An earlier study by Zhu's research team found that the KSHV ORF45 protein "hijacks" the signaling pathways within cells that are critical for a cell's regulation of its multiple processes -- including what genes are expressed when and at what level, as well as what metabolic pathways will be turned on at any given time, and to what extent.

Now, Zhu's latest grant will help him to clarify the KSHV ORF45 protein's role not only within cellular signaling pathways but also in immune evasion -- the process by which an invading organism avoids or suppresses the host's immune responses to it.

Unlocking what once were the mysteries of the KSHV infection and replication are crucial to developing effective therapies because, despite the success of highly active antiretroviral therapy against HIV, KS remains a serious disease and the most common cancer among HIV/AIDS patients. KSHV also is associated with other human cancers such as primary effusion lymphoma and multicentric Castleman's disease.

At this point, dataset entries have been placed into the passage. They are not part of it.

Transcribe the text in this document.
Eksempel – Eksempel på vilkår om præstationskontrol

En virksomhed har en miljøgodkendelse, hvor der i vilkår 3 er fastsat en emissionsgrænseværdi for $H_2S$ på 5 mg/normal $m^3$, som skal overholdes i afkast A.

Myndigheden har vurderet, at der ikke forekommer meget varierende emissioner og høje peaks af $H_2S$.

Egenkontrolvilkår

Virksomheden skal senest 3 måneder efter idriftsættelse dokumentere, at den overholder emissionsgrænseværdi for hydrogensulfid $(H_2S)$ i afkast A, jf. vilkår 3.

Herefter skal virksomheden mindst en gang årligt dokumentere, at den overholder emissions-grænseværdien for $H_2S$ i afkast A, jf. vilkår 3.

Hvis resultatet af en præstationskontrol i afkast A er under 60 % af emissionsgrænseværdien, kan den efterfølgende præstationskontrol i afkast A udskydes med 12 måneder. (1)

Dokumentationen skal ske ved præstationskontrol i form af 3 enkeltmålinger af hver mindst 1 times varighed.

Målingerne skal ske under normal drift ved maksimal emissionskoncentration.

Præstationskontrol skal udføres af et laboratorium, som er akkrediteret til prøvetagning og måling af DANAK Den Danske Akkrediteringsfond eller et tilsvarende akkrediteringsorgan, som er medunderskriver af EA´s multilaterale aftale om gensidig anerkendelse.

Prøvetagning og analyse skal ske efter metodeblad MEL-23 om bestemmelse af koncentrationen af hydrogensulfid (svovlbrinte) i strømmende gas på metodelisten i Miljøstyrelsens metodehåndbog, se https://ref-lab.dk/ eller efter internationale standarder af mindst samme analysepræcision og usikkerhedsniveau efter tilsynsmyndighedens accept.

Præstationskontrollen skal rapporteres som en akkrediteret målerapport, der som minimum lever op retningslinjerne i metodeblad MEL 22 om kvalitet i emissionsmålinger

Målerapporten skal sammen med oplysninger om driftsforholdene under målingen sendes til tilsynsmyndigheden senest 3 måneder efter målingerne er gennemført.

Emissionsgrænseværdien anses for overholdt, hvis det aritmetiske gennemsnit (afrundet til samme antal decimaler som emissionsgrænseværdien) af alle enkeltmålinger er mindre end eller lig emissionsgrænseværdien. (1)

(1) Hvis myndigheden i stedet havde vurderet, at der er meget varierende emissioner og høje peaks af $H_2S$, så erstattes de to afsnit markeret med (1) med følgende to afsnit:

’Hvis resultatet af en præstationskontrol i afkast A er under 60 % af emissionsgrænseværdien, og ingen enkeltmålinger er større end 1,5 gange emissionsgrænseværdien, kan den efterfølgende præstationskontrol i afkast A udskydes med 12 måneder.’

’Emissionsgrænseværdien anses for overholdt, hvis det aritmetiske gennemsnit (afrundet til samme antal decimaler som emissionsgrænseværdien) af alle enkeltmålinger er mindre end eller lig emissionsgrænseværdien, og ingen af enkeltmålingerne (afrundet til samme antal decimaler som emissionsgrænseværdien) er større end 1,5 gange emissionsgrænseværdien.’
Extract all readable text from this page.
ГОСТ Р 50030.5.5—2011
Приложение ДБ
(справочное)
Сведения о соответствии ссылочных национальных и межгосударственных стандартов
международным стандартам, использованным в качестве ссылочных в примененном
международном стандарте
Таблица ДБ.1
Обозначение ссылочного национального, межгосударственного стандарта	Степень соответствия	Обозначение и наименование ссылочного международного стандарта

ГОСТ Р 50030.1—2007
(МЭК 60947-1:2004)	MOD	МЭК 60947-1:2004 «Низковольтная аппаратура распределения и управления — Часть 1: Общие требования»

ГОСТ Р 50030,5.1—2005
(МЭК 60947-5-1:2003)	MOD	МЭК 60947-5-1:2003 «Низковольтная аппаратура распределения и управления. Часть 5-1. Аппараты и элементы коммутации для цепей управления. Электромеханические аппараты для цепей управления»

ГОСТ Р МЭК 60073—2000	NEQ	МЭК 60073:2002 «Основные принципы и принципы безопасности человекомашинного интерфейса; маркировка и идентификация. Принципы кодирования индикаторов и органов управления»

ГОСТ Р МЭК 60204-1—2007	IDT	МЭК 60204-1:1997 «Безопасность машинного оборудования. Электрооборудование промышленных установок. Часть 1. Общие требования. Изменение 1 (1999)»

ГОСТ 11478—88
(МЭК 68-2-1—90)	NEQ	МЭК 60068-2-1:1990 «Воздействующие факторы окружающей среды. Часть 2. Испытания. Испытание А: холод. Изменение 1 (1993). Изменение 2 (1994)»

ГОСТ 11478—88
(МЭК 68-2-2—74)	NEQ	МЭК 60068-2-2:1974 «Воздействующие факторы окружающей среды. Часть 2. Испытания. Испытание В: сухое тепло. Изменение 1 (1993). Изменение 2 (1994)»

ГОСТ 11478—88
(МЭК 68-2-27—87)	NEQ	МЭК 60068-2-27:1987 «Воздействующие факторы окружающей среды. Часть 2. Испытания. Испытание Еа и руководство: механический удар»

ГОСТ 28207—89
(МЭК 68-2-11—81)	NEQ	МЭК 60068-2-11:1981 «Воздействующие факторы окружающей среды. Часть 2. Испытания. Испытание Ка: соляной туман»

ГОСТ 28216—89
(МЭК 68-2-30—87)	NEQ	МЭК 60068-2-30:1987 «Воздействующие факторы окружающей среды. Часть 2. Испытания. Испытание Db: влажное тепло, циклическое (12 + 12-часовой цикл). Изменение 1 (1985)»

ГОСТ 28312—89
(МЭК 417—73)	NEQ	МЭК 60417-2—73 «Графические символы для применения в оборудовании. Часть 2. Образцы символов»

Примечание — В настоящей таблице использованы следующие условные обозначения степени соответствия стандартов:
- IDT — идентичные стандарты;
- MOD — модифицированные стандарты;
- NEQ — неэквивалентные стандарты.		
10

In Africa, KS accounts for nearly half of the reported cancers and is the leading cause of cancer death in some areas. Current treatments for KSHV-associated diseases are not optimal because they don't attack the viral agent specifically.

"Dr. Zhu's work on KSHV ORF45 aims to give us a drug target that is specific to the virus," Chase said. "The newly funded studies should take
 him even closer to that goal."

Since 2008, nine papers coauthored by Zhu's research team have been featured in leading peer-reviewed publications, including the Journal of Virology, PLoS Pathogens, Journal of Biological Chemistry and Journal of Immunology.